Texas, Tesla si schianta contro un’abitazione: muore una donna di 76 anni, la famiglia fa causa
Il conducente sostiene di aver attivato il sistema di guida assistita; Tesla replica che il pilota automatico era stato disinserito. L’NHTSA indaga.
Una donna di 76 anni, Martha Avila, è morta in un sobborgo di Houston dopo che una Tesla Model 3 è penetrata ad alta velocità nella sua abitazione, intrappolandola tra le macerie. Il fatto risale al 19 giugno, ma solo nelle ultime ore la famiglia ha depositato presso un tribunale della contea di Harris una causa civile che chiama in giudizio il conducente, Michael Butler, e la casa automobilistica di Elon Musk.

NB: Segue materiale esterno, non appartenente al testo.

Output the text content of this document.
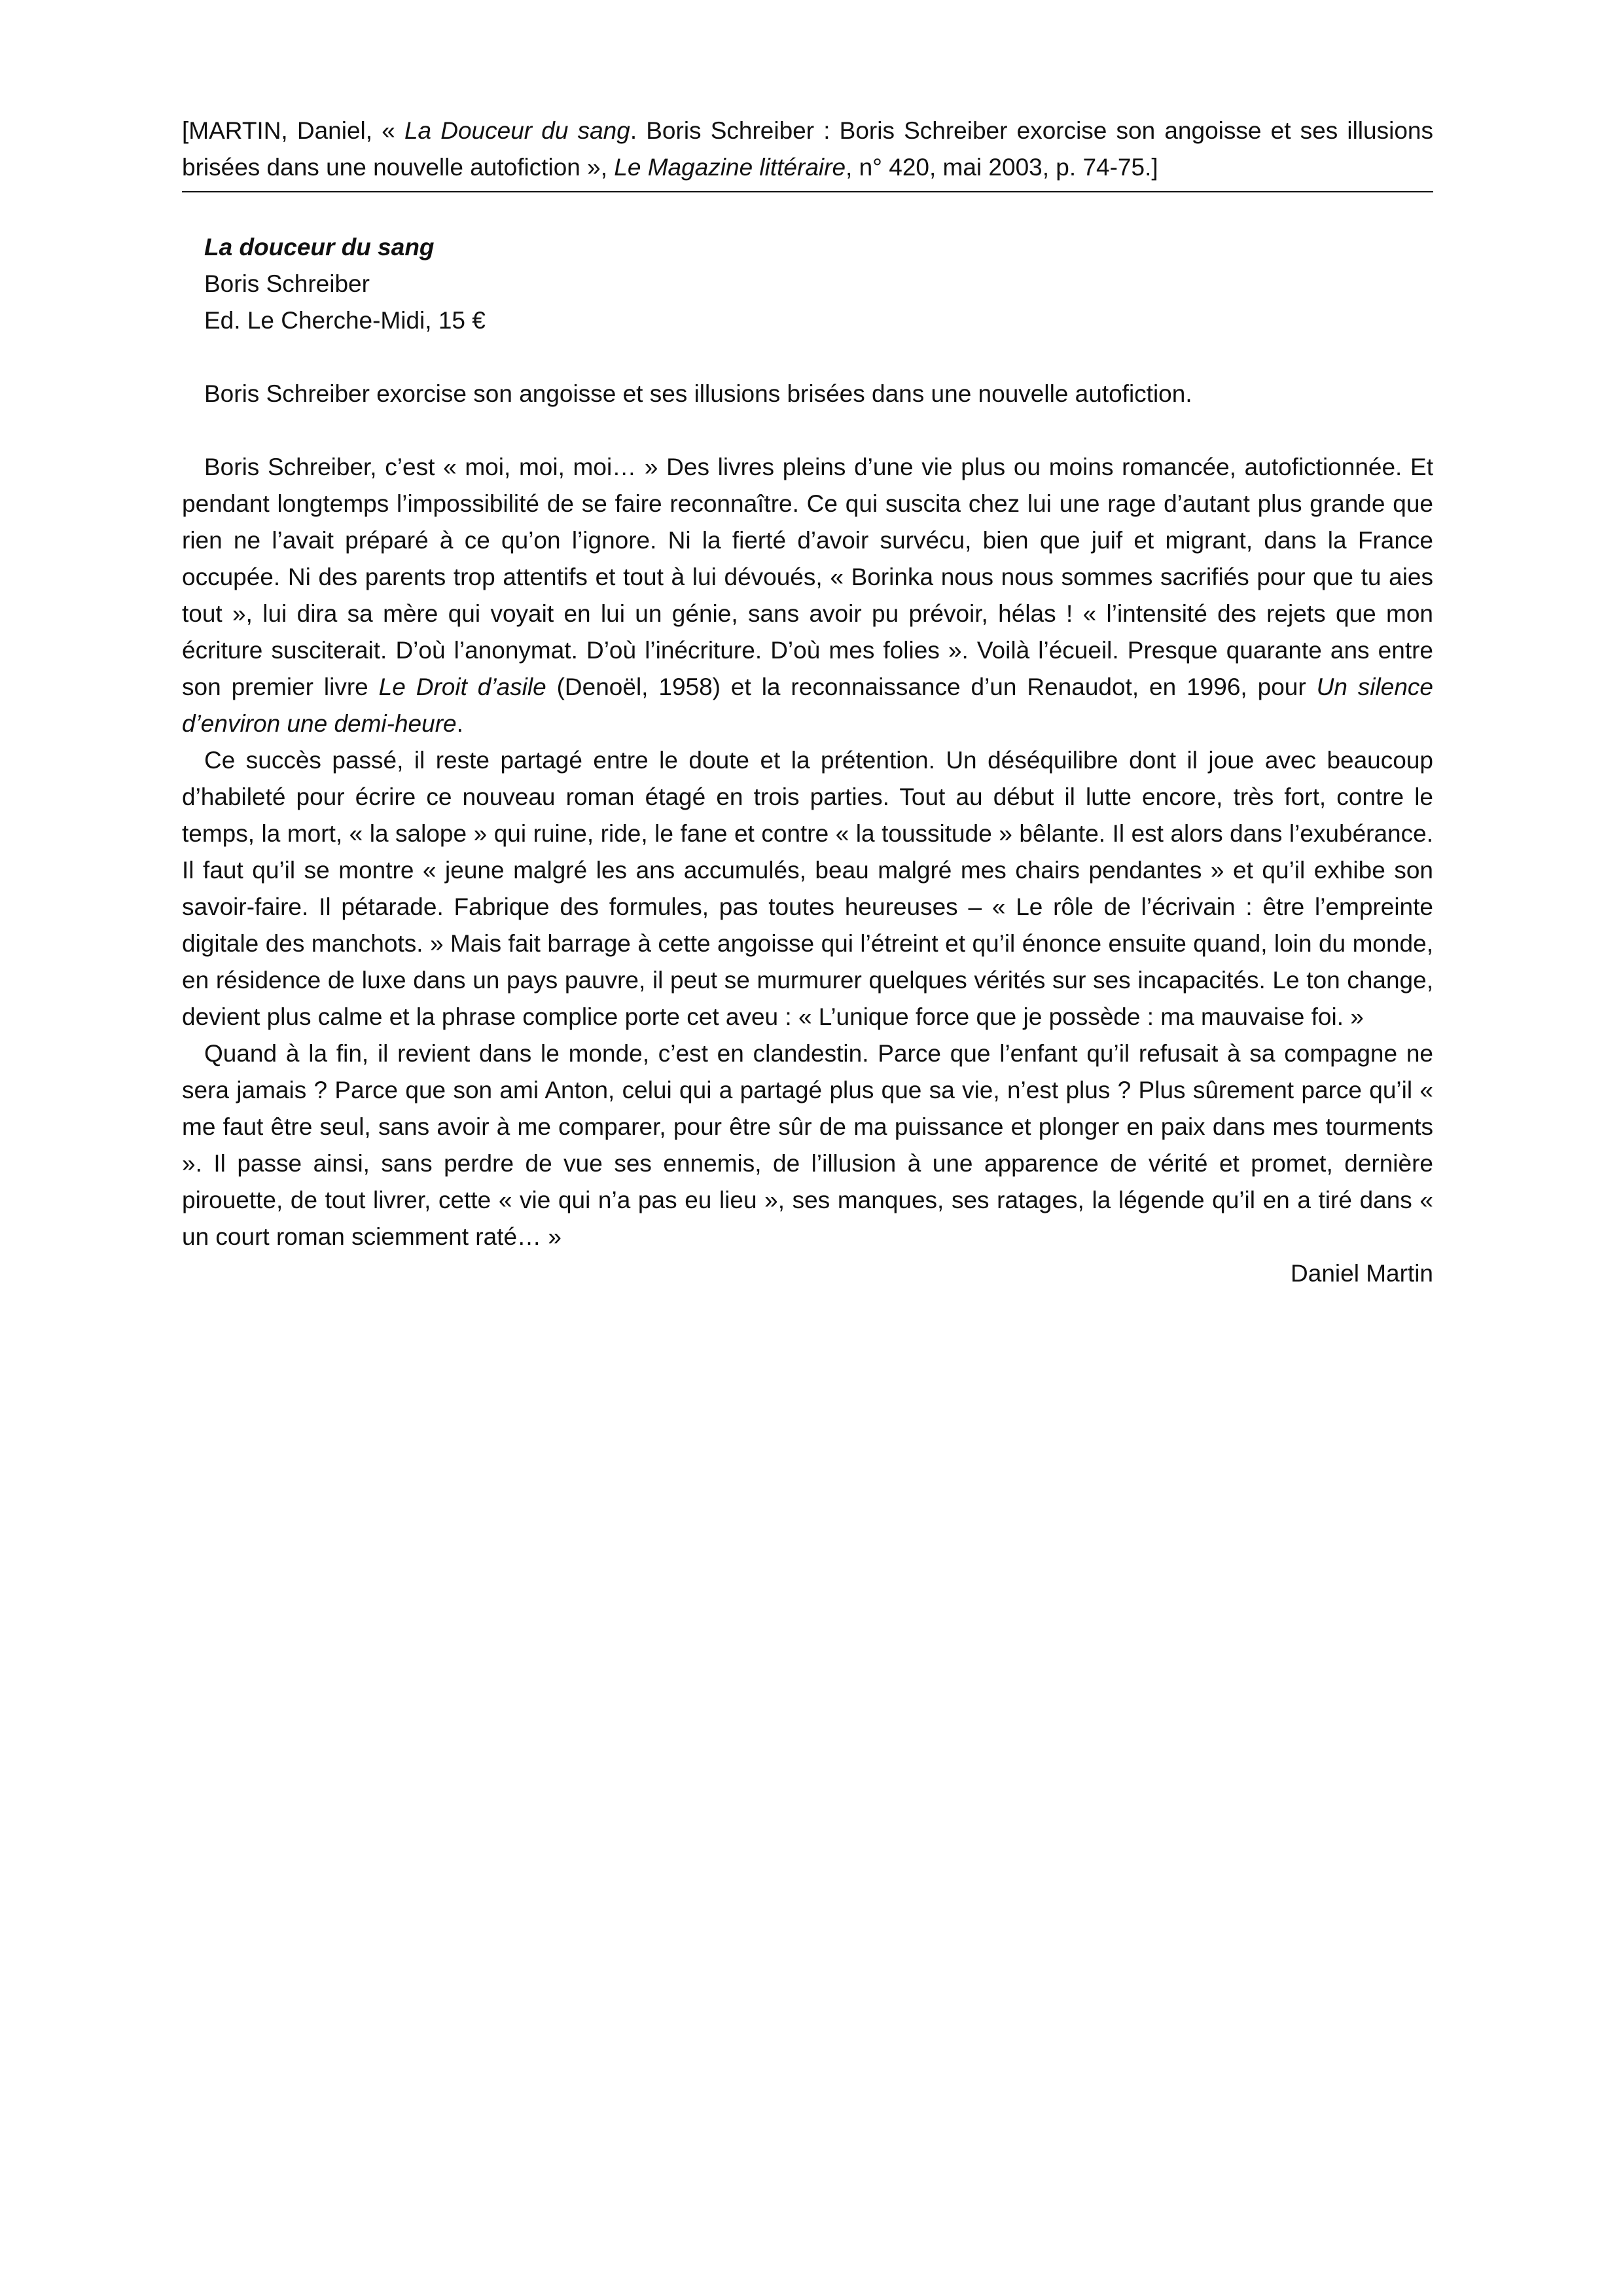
[MARTIN, Daniel, « La Douceur du sang. Boris Schreiber : Boris Schreiber exorcise son angoisse et ses illusions brisées dans une nouvelle autofiction », Le Magazine littéraire, n° 420, mai 2003, p. 74-75.]

La douceur du sang
Boris Schreiber
Ed. Le Cherche-Midi, 15 €

Boris Schreiber exorcise son angoisse et ses illusions brisées dans une nouvelle autofiction.

Boris Schreiber, c’est « moi, moi, moi… » Des livres pleins d’une vie plus ou moins romancée, autofictionnée. Et pendant longtemps l’impossibilité de se faire reconnaître. Ce qui suscita chez lui une rage d’autant plus grande que rien ne l’avait préparé à ce qu’on l’ignore. Ni la fierté d’avoir survécu, bien que juif et migrant, dans la France occupée. Ni des parents trop attentifs et tout à lui dévoués, « Borinka nous nous sommes sacrifiés pour que tu aies tout », lui dira sa mère qui voyait en lui un génie, sans avoir pu prévoir, hélas ! « l’intensité des rejets que mon écriture susciterait. D’où l’anonymat. D’où l’inécriture. D’où mes folies ». Voilà l’écueil. Presque quarante ans entre son premier livre Le Droit d’asile (Denoël, 1958) et la reconnaissance d’un Renaudot, en 1996, pour Un silence d’environ une demi-heure.

Ce succès passé, il reste partagé entre le doute et la prétention. Un déséquilibre dont il joue avec beaucoup d’habileté pour écrire ce nouveau roman étagé en trois parties. Tout au début il lutte encore, très fort, contre le temps, la mort, « la salope » qui ruine, ride, le fane et contre « la toussitude » bêlante. Il est alors dans l’exubérance. Il faut qu’il se montre « jeune malgré les ans accumulés, beau malgré mes chairs pendantes » et qu’il exhibe son savoir-faire. Il pétarade. Fabrique des formules, pas toutes heureuses – « Le rôle de l’écrivain : être l’empreinte digitale des manchots. » Mais fait barrage à cette angoisse qui l’étreint et qu’il énonce ensuite quand, loin du monde, en résidence de luxe dans un pays pauvre, il peut se murmurer quelques vérités sur ses incapacités. Le ton change, devient plus calme et la phrase complice porte cet aveu : « L’unique force que je possède : ma mauvaise foi. »

Quand à la fin, il revient dans le monde, c’est en clandestin. Parce que l’enfant qu’il refusait à sa compagne ne sera jamais ? Parce que son ami Anton, celui qui a partagé plus que sa vie, n’est plus ? Plus sûrement parce qu’il « me faut être seul, sans avoir à me comparer, pour être sûr de ma puissance et plonger en paix dans mes tourments ». Il passe ainsi, sans perdre de vue ses ennemis, de l’illusion à une apparence de vérité et promet, dernière pirouette, de tout livrer, cette « vie qui n’a pas eu lieu », ses manques, ses ratages, la légende qu’il en a tiré dans « un court roman sciemment raté… »

Daniel Martin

Secondo la ricostruzione offerta dagli avvocati dei familiari, Butler avrebbe dichiarato alle forze dell’ordine di aver inserito il sistema di assistenza alla guida – commercializzato come Autopilot o Full Self-Driving – poco prima di perdere il controllo del veicolo e sfondare la parete frontale dell’edificio. La denuncia accusa Tesla di progettazione difettosa, pubblicità ingannevole e negligenza grave, chiedendo un risarcimento superiore al milione di dollari oltre a danni punitivi. Il genero della vittima, Justin Barbour, presente in casa al momento dell’impatto, ha riportato ferite giudicate serie.
La versione fornita dalla dirigenza Tesla diverge radicalmente. Sulla piattaforma X, il vicepresidente del software di intelligenza artificiale Ashok Elluswamy ha sostenuto che il conducente avrebbe disattivato manualmente la guida autonoma premendo a fondo l’acceleratore, raggiungendo i 117 chilometri orari in una zona residenziale e mantenendo la pressione sul pedale anche dopo l’urto. Elon Musk, dal canto suo, ha bollato come insensata l’ipotesi di un malfunzionamento, osservando che il sistema Full Self-Driving procede a velocità ridotta nei quartieri abitati. L’azienda non ha risposto alle richieste di commento della stampa.
L’incidente si inserisce in un quadro di crescente attenzione regolatoria. L’agenzia federale statunitense per la sicurezza stradale (NHTSA) ha aperto un’indagine speciale sull’accaduto, portando a quasi cinquanta le inchieste avviate dal 2016 su sinistri che coinvolgono veicoli Tesla con sistemi di assistenza attivi, una ventina dei quali con esito mortale. A marzo la stessa agenzia aveva esteso un’indagine su 3,2 milioni di esemplari per possibili carenze nel riconoscimento degli ostacoli in condizioni di scarsa visibilità, mentre nel 2023 un richiamo di circa due milioni di vetture aveva imposto il rafforzamento degli avvisi che obbligano il conducente a restare vigile. La vicenda texana resta al vaglio delle autorità locali e federali; al momento non sono stati formulati capi d’imputazione penale.